2. Se trata, por tanto, de un procedimiento excepcional, que únicamente puede seguirse por alguno de los tasados supuestos contemplados en el  artículo 217.1   LGT   (sentencia del Tribunal Supremo de 13 de mayo de 2013  (RJ 2013, 4468) , casación 6165/2011, FJ 3º). Debe ser abordado con talante restrictivo (vid. la  sentencia citada de 18 de diciembre de 2007, FJ 6º)".

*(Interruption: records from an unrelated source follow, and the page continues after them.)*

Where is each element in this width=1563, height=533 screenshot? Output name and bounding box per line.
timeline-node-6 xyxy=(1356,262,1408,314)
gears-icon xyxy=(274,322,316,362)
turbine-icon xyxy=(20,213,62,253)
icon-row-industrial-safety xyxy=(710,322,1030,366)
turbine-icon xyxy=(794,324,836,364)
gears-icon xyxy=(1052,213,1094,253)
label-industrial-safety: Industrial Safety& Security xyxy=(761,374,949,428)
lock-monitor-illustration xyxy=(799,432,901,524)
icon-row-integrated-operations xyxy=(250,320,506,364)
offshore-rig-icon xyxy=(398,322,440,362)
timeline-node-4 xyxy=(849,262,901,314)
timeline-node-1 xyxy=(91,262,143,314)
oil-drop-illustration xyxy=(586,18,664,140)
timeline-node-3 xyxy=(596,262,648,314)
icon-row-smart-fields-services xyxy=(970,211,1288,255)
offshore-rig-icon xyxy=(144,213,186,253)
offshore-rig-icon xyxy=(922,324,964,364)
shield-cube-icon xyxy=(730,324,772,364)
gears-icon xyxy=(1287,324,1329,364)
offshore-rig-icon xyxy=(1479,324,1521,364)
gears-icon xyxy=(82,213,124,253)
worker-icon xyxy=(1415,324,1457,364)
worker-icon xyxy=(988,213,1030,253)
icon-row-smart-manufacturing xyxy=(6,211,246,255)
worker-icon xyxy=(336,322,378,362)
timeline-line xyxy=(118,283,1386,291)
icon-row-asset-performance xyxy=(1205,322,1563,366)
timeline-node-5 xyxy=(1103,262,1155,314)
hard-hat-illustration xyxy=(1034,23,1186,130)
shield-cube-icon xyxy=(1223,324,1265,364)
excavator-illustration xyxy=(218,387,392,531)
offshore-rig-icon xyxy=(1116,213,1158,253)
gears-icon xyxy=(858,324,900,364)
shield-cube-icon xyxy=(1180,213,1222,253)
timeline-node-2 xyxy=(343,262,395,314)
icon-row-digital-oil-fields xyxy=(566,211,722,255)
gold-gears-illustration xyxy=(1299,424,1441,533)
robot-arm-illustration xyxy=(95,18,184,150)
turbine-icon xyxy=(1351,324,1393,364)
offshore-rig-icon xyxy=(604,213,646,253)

Añade a esto la sentencia que “El  art. 73   de la  LJCA  establece que "las sentencias firmes que anulen un precepto de una disposición general no afectarán por sí mismas a la eficacia de las sentencias o actos administrativos firmes que lo hayan aplicado antes de que la anulación alcanzara efectos generales, salvo en el caso de que la anulación del precepto supusiera la exclusión o la reducción de las sanciones aún no ejecutadas completamente". Se infiere de su contenido, al emplear la expresión "por sí mismas" que caben otras vías para impugnar aquellos actos firmes nulos de plenos derecho dictados al amparo de reglamentos declarados nulos, como sin duda, es el procedimiento de revisión dispuesto al efecto; además, se someten los actos de carácter sancionador al mismo régimen previsto para el resto de actos firmes cuando la sanción esté plenamente ejecutada, sólo cuando no lo está se establece legalmente la excepción, en tanto se considera que frente al principio de seguridad jurídica, regla general, debe primar el de legalidad sancionadora que conlleva la eficacia ex tunc y retroactiva, pero sólo en los supuestos de exclusión o reducción de las sanciones impuestas no ejecutadas completamente”.